New Student Experience showed a short video about the history of Laie to new students about Brigham Young’s prophecy about Laie and David O. McKay’s prophecy about BYU–Hawaii. The video also showcased Laie as a sacred place of refuge for centuries.
Lilieta Latu, a freshman from Tonga majoring in marketing, said, “I am very grateful for the people who sacrificed to build this place. Coming here was my childhood dream, and I am the first person attending university from my family.”
Baasansuren Chimedbaatar, a freshman from Mongolia majoring in communications, said, “This event helped me understand how blessed I am. I have learned that if I will be a light for others and be spiritually strong, I will enjoy my academic journey and will be successful.”
President Tanner also challenged new students to practice stewardship for the earth, to live up to their privileges and to spread aloha.
Palolo Latu, a freshman from Tonga majoring in human resources, said, “I am so grateful to be here. The spirit was so strong there and testified to me that I am in the right place. I am at home away from home.”
At the end of the Mālamalama meeting, Academic Advisor Charity Fonoimoana introduced the Holokai program and testified of the divinity of the program. She said academic advisors will be there to guide the new students throughout their academic lives.
New students and their parents walked around the CAC and discovered various campus services, while learning about the majors and minors offered at BYUH.
Chimedbaatar shared, “I see that if I try hard, I can get many minors and majors and will be a great professional in the future. I talked with many professors and I’m excited to take their classes and learn from them.”

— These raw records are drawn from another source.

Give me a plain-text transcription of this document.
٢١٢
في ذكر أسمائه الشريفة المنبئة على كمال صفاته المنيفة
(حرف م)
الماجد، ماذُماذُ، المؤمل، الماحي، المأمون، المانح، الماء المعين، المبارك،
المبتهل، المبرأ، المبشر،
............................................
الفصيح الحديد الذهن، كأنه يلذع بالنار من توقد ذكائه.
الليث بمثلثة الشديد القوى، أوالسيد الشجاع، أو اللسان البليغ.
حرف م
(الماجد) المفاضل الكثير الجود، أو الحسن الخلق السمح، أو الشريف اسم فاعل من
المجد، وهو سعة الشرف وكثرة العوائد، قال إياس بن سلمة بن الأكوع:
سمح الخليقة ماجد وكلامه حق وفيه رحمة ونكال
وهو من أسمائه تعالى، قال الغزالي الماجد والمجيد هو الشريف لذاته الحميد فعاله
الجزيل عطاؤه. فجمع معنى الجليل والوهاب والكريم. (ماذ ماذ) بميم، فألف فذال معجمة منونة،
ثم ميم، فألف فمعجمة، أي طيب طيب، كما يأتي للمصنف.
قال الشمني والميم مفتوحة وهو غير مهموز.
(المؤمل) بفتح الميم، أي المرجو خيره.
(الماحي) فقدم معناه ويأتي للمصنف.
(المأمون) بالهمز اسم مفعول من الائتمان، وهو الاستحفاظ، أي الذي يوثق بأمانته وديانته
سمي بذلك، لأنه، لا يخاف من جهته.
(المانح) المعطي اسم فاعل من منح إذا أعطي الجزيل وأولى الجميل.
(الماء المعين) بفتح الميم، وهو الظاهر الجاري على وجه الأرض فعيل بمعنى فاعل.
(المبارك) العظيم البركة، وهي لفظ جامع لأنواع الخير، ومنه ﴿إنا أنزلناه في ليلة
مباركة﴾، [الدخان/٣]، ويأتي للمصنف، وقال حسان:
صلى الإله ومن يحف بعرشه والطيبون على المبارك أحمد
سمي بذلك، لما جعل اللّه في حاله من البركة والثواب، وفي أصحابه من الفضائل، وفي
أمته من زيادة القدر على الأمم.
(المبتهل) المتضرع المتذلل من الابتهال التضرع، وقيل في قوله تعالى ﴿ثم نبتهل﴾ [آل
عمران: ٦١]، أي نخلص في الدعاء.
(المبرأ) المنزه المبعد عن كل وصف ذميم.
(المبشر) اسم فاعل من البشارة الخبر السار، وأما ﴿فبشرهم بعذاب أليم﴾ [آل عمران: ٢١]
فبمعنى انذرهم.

Taylor Spataro, a freshman from Washington majoring in graphic design, said, “Holokai fair was very useful. I was able to see different resources that the school provided for us, such as SWATT, and it will save some money for me.”
Lisa Komoita, a transfer student from Japan majoring in TESOL, said this event helped her understand the important details of the school’s history, while guiding her with the academic journey she hopes to pursue.